Viennese Coffeehouses

The coffeehouse culture is as much a part of the Austrian soul as Mozart is. There are more than 1,600 coffeehouses in Vienna, and its café culture has spread throughout Europe, even all the way to western Ukraine. The Wiener Kaffeehäuser—the cafés known for centuries as "Vienna's parlors," might be facing competition from places like Starbucks in recent years, but nothing will ever diminish the place coffeehouses hold with Austrians. Newspapers were started and run from them; revolutions started within them. Nothing else can replace the traditonal coffeehouse experience: their sumptuous, red-velvet-padded booths; the marble-top tables; the rickety yet indestructible Thonet bentwood chairs; the coffee served on small silver platters, and, with it, a shot-sized glass of water; the waiters, dressed in Sunday-best outfits; the pastries, cakes, strudels, and rich tortes; the newspapers, magazines, and journals; and a sense that here time stands still. Set aside a morning or an afternoon, and settle down in the one you've chosen. Read awhile, catch up on your letter writing, or plan tomorrow's itinerary: there's no need to worry about overstaying your welcome, even over a single small cup of coffee.

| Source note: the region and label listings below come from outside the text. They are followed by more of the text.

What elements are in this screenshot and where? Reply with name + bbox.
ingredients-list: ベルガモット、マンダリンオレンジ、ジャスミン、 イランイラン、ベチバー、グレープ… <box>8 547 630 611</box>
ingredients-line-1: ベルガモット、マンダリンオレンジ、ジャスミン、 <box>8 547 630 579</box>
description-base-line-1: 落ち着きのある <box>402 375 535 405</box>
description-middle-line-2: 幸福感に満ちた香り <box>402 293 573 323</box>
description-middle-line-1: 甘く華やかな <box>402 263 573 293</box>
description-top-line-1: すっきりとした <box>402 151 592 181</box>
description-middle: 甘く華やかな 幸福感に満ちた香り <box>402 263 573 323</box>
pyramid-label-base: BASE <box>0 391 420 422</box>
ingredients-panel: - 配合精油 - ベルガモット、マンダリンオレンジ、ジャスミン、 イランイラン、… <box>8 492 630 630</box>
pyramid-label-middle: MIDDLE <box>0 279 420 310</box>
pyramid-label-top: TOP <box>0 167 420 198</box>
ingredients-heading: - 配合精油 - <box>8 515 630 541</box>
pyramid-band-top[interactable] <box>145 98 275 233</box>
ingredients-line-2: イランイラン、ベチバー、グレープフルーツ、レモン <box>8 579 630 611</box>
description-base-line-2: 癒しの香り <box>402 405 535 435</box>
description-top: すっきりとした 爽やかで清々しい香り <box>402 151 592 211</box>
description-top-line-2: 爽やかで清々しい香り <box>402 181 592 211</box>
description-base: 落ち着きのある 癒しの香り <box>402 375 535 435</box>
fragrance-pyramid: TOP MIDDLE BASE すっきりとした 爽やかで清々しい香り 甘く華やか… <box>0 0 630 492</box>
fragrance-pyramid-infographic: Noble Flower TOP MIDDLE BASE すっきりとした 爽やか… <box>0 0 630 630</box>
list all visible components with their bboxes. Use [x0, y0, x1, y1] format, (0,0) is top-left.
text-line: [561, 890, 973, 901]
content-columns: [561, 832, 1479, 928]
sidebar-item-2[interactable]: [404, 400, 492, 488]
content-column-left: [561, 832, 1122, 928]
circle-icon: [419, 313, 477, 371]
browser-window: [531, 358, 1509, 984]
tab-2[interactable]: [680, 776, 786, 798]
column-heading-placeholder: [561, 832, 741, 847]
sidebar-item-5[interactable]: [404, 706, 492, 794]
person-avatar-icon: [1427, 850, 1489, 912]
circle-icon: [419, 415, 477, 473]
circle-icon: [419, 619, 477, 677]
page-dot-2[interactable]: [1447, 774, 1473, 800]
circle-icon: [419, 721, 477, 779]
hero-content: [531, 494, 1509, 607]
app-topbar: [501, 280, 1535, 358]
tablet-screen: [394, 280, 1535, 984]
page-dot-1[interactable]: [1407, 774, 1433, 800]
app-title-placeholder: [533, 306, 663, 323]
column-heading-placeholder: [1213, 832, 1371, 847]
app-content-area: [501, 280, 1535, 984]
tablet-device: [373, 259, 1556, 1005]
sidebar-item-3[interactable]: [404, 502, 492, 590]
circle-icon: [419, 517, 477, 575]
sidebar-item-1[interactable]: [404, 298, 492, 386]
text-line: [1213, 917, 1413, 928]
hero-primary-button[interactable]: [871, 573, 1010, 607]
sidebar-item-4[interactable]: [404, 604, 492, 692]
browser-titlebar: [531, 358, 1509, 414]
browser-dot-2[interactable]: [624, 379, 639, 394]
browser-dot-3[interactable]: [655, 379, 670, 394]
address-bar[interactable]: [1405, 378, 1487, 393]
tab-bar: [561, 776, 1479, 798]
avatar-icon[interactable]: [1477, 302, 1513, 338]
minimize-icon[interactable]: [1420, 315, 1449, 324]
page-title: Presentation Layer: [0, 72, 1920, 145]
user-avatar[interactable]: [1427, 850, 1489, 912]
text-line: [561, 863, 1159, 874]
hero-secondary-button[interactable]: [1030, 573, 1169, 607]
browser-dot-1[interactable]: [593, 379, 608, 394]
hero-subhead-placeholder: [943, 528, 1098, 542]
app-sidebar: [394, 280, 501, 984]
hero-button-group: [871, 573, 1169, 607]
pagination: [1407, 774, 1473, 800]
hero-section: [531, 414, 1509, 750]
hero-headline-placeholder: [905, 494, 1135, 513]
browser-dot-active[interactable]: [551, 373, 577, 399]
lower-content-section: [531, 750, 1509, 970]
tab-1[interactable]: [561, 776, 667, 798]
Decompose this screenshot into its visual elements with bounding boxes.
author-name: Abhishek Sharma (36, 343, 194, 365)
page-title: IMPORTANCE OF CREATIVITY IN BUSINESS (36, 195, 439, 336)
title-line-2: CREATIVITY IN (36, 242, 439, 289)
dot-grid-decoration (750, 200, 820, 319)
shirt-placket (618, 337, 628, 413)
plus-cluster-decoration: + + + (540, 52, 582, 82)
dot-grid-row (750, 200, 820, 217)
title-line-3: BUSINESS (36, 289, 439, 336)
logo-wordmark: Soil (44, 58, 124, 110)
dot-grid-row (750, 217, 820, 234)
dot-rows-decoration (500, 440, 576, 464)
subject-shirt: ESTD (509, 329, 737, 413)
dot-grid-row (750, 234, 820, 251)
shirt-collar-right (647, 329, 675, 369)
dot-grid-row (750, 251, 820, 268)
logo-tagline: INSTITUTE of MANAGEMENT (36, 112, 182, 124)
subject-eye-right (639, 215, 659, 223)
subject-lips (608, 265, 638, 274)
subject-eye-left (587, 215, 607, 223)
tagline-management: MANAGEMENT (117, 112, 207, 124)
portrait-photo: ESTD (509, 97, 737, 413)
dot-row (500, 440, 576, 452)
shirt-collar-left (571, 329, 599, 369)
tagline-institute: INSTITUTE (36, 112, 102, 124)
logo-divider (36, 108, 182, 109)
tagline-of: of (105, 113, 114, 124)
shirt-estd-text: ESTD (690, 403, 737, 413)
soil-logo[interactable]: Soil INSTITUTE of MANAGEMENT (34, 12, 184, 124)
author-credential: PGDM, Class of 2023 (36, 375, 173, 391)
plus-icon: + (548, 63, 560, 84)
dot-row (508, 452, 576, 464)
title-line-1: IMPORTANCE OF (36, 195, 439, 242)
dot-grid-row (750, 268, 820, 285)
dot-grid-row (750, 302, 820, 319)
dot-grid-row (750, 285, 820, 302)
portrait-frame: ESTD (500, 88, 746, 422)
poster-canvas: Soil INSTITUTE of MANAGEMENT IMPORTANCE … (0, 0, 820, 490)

In Austria coffee is never merely coffee. It comes in countless forms and under many names. Ask a waiter for ein Kaffee and you'll get a vacant stare. If you want a black coffee, you must ask for a kleiner or grosser Schwarzer (small or large black coffee, small being the size of a demitasse cup). If you want it strong, add the word gekürzt (shortened); if you want it weaker, verlängert (stretched). If you want your coffee with cream, ask for a Brauner (again gross or klein); say Kaffee Creme if you wish to add the cream yourself (or Kaffee mit Milch extra, bitte, if you want to add milk, not cream). Others opt for a Melange, a mild roast with steamed milk (which you can even get mit Haut, with skin, or Verkehrter, with more milk than coffee). The usual after-dinner drink is espresso. Most delightful are the coffee-and-whipped-cream concoctions, universally cherished as Kaffee mit Schlag. A customer who wants more whipped cream than coffee asks for a Doppelschlag. Hot black coffee in a glass with one knob of whipped cream is an Einspänner (literally, "one-horse coach"—as coachmen needed one hand free to hold the reins). Or you can go to town on a Mazagran, black coffee with ice and a tot of rum, or Eiskaffee, cold coffee with ice cream and whipped cream. Or you can simply order eine Portion Kaffee and have an honest pot of coffee and jug of hot milk. Most coffeehouses offer hot food until about an hour before closing time.